Despite this apparent therapeutic inertia, there is cause for cautious optimism since the conduct of the GO Project from 1997 to 2000. First, in a recent European Organisation for Research and Treatment of Cancer randomized phase 3 trial for patients with newly diagnosed glioblastoma multiforme, individuals treated with oral temozolomide during and after radiotherapy survived for a median of 15 months.¹⁶ Their health status and quality of life are likely as good as or better than prior patients treated with nitrosoureas (carmustine and lomustine).¹⁷ Second, in patients with anaplastic oligodendroglioma, whose tumor specimens have loss of heterozygosity at chromosome loci 1p and 19q, studies have revealed increased overall survival and also tumor shrinkage from chemotherapy.^{18 - 19} And third, the explosion of research in tumor genomics and proteomics as well as novel, targeted chemotherapeutics in other cancers offer hope of progress, if such targeted therapies are developed specifically for brain tumors and are effective.

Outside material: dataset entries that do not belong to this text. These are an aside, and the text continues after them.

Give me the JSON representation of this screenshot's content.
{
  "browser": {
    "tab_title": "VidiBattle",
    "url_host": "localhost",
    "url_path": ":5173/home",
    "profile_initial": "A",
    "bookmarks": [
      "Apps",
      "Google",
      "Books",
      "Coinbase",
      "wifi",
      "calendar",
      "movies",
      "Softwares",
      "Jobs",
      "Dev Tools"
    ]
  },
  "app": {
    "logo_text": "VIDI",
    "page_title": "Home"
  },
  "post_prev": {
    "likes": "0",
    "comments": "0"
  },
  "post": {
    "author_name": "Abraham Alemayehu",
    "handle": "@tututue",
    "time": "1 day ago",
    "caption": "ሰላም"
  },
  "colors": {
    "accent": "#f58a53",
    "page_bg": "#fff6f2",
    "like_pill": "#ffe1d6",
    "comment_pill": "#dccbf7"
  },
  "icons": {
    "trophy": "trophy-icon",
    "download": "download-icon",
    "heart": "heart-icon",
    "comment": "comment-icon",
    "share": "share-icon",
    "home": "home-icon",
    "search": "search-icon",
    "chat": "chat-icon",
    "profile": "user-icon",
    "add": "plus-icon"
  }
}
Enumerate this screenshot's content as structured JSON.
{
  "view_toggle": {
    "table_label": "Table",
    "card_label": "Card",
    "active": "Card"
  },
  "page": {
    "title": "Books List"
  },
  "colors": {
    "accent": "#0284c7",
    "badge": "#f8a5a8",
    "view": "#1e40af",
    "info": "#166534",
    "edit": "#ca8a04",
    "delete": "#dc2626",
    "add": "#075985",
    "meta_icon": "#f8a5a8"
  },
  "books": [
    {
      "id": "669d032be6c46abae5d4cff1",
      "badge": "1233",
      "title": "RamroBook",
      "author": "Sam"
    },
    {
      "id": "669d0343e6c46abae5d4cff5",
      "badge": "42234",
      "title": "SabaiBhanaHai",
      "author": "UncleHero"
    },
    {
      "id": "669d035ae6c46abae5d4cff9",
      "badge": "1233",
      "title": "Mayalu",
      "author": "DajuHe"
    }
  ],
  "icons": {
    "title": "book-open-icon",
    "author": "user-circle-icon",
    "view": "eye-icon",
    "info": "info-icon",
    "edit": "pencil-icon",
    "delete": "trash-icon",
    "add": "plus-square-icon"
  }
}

This optimism, while necessary, is insufficient to improve care patterns and survival for patients with malignant glioma without an aggressive clinical research agenda. The reasons for this are compelling. For any given person, the lifetime risk of dying from a brain tumor remains almost 1 in 200.²⁰ The National Cancer Institute presently supports 3 limited brain tumor clinical trials consortia (North American Brain Tumor Consortium, New Approaches to Brain Tumor Therapy, and Pediatric Brain Tumor Consortium) for the phase 1 and phase 2 evaluation of new therapies. Funding for these consortia is relatively modest, and the number of sites with comprehensive expertise is far too few from the perspective of a patient debilitated by a malignant glioma. These consortia also emphasize drug therapies rather than entirely new technologies only alluded to in this study, nonchemotherapeutic approaches, or high-end biological studies. In these consortia and elsewhere, most treatments offered in brain tumor clinical trials are “hand-me-downs” from those used for other cancers, those developed by privately sponsored drug companies, or both.

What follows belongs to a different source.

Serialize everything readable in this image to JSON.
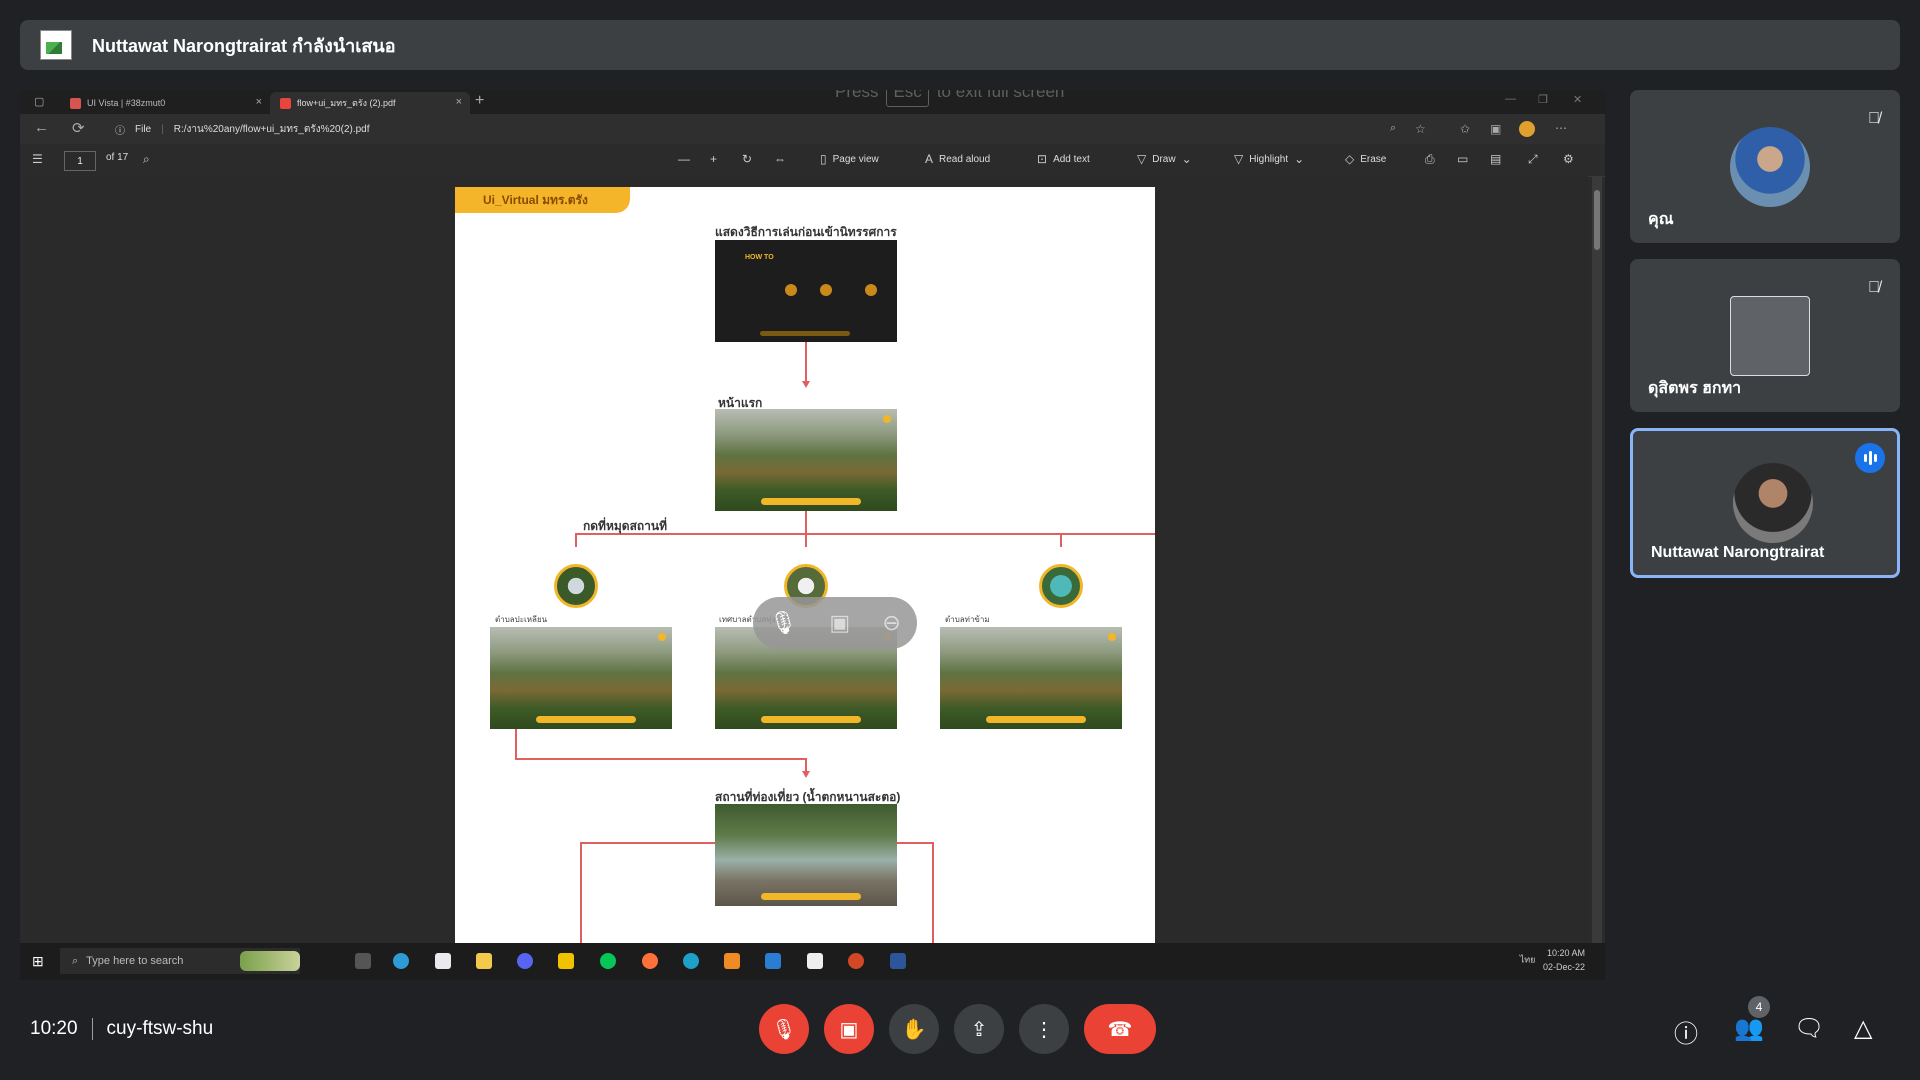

Where should treatment of gliomas go from here? Neurooncology requires a major paradigm shift and substantial changes in treatment and research involving malignant gliomas. Wider availability of novel approaches and increased cooperation between academic institutions and community centers must occur to improve care patterns for patients with malignant glioma. In addition, for any clinical trial, correlative biological studies of tumor specimens need to be wedded to the trial, particularly when end points may be biological change rather than tumor reduction demonstrated on MRI. As oncology takes on increasingly specific, targeted approaches, it is inappropriate to continue rolling out new therapies indiscriminately and often conclude that they are not effective in “malignant gliomas,” a molecularly heterogeneous group of tumors lumped together based on light microscopy. Some treatments may be highly beneficial to a select few patients, yet ineffective in many others. At the same time, phase 1 trials in oncology that have traditionally excluded patients with brain tumors should be made more widely available to those with malignant glioma, particularly now with the advent of anticonvulsants that do not induce cytochrome P450²¹ and will not interact with many experimental compounds. In addition, understanding of the etiology of brain tumors must be improved.

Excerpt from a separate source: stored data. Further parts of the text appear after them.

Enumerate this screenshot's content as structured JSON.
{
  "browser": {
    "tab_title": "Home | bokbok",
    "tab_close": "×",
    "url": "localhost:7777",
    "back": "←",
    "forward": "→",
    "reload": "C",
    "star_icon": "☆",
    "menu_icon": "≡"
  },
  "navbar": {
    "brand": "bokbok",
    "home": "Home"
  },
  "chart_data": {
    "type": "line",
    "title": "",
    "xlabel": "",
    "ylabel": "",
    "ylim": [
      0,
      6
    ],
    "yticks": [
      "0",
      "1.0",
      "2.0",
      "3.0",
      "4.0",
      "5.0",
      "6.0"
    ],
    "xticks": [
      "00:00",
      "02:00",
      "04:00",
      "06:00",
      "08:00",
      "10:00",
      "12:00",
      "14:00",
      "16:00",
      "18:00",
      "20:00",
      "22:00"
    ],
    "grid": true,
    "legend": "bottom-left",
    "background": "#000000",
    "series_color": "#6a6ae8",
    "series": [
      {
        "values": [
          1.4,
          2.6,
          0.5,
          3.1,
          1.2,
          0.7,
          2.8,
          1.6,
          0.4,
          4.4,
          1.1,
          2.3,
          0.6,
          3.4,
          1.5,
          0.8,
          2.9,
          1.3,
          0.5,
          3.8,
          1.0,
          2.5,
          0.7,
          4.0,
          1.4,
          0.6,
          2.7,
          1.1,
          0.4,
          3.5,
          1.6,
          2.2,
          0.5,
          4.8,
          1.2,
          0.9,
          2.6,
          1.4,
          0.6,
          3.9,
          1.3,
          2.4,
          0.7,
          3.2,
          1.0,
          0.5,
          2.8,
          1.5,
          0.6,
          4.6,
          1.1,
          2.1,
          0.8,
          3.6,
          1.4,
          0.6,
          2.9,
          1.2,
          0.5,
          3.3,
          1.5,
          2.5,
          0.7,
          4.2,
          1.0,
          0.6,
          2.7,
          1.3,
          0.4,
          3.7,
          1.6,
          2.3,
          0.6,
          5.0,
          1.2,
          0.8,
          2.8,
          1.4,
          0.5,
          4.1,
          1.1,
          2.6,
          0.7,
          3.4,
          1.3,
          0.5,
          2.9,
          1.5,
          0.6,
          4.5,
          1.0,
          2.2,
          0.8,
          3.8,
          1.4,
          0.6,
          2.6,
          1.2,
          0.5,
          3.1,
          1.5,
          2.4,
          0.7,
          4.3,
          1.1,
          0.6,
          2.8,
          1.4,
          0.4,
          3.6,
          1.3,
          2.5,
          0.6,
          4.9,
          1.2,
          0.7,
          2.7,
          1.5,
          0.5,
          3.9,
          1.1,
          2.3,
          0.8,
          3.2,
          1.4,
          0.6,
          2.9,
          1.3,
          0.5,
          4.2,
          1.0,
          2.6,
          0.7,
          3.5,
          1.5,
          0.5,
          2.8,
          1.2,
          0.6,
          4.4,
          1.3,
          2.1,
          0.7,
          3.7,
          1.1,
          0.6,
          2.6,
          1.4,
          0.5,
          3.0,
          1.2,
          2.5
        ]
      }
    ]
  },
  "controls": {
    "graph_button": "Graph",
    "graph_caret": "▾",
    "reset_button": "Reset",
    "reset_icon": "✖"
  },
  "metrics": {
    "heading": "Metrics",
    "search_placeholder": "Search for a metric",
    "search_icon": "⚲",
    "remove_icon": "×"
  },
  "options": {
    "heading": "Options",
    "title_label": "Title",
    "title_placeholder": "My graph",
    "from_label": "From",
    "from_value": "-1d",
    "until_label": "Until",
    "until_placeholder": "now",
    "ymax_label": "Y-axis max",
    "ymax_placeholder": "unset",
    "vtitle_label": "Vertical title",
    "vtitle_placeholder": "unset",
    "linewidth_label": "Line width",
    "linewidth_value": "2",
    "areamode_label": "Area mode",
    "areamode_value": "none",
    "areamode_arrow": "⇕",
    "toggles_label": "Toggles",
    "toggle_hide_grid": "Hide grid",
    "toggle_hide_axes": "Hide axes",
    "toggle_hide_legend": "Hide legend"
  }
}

There are few proven risk factors for the development of brain tumors. It is difficult to imagine advancing cures unless the genetic, environmental, dietary, other risk factors,and their interactions that cause brain tumors are more clearly established. Biological studies need to be incorporated into these epidemiologic investigations to enhance the informativeness of these studies. Increased funding via governmental grant mechanisms or philanthropic foundations will be paramount for the progress needed to achieve this progress. Advancements for patients with malignant glioma have been negligible, and there is a real risk of going nowhere by simply continuing to travel the same path.